Maersk Product Tanker Saves 23 Migrants
On Monday, the product tanker Maersk Erin saved 23 migrants from a capsized rubber boat in the seas off Libya. 100 remain missing, and the rescue vessel Iuventa, a repurposed fishing boat run by a youth non-profit in Berlin, was on scene to participate in a search effort.
As of Wednesday, the Maersk Erin was anchored near a refinery at Al Zawiyah, Libya, her planned destination.
Authorities estimate that this week's death toll for Mediterranean migrant crossings stands at about 240, bringing fatalities to 4,500 for the year through November – a new record, up 20 percent from the same period in 2015.
Successful arrivals on the North Africa to Italy route have reached about 165,000 since January. Transits from Turkey to Greece have tailed off sharply following a new EU enforcement and deportation program.

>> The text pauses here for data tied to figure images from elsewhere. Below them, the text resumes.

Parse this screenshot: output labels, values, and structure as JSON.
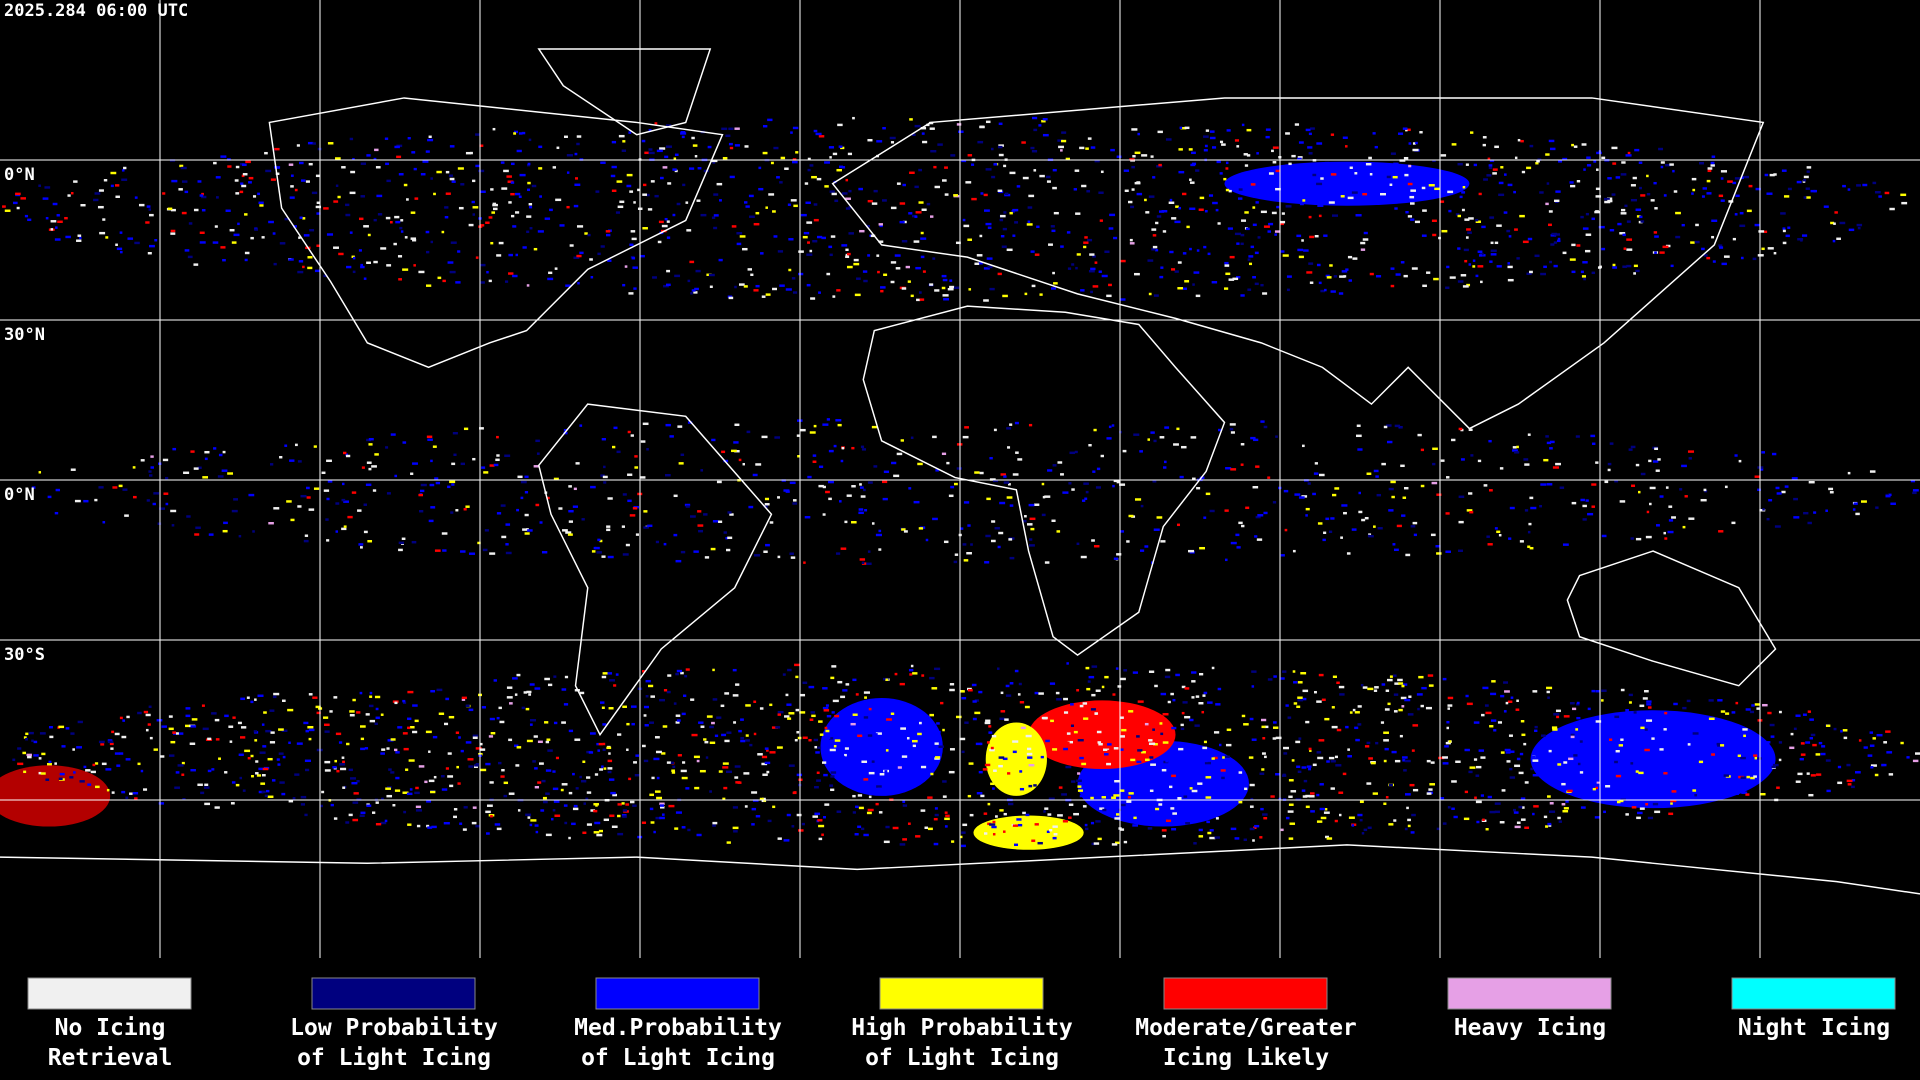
{
  "timestamp": "2025.284 06:00 UTC",
  "latitude_labels": [
    "0°N",
    "30°N",
    "0°N",
    "30°S"
  ],
  "legend": [
    {
      "label": [
        "No Icing",
        "Retrieval"
      ],
      "color": "#f0f0f0"
    },
    {
      "label": [
        "Low Probability",
        "of Light Icing"
      ],
      "color": "#00007f"
    },
    {
      "label": [
        "Med.Probability",
        "of Light Icing"
      ],
      "color": "#0000ff"
    },
    {
      "label": [
        "High Probability",
        "of Light Icing"
      ],
      "color": "#ffff00"
    },
    {
      "label": [
        "Moderate/Greater",
        "Icing Likely"
      ],
      "color": "#ff0000"
    },
    {
      "label": [
        "Heavy Icing"
      ],
      "color": "#e6a0e6"
    },
    {
      "label": [
        "Night Icing"
      ],
      "color": "#00ffff"
    }
  ]
}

Aid officials and NGOs say that migrants face greater dangers now that Libyan human smugglers have switched to the use of rubber dinghies. Overloaded wooden fishing boats could flood, founder or capsize, but they were never in danger of deflating. The new dinghies, however, are liable to tears and punctures – and they now account for two thirds of the smugglers' boats, according to Migrant Report.
Earlier this year, Wikileaks released an internal EU intelligence report on Libyan smugglers' purchases of large rubber dinghies from Chinese suppliers. A containerload of the inflatable boats was intercepted in Malta in February, but authorities had to release it to its Libyan BCO as there was no legal basis for confiscating it.
30-foot inflatables are available from a variety of Chinese manufacturers for roughly $1000 each (not including shipping). Libyan smugglers told The Guardian that fares for migrants run from $800 to $2,500 depending on their nationality and ability to pay.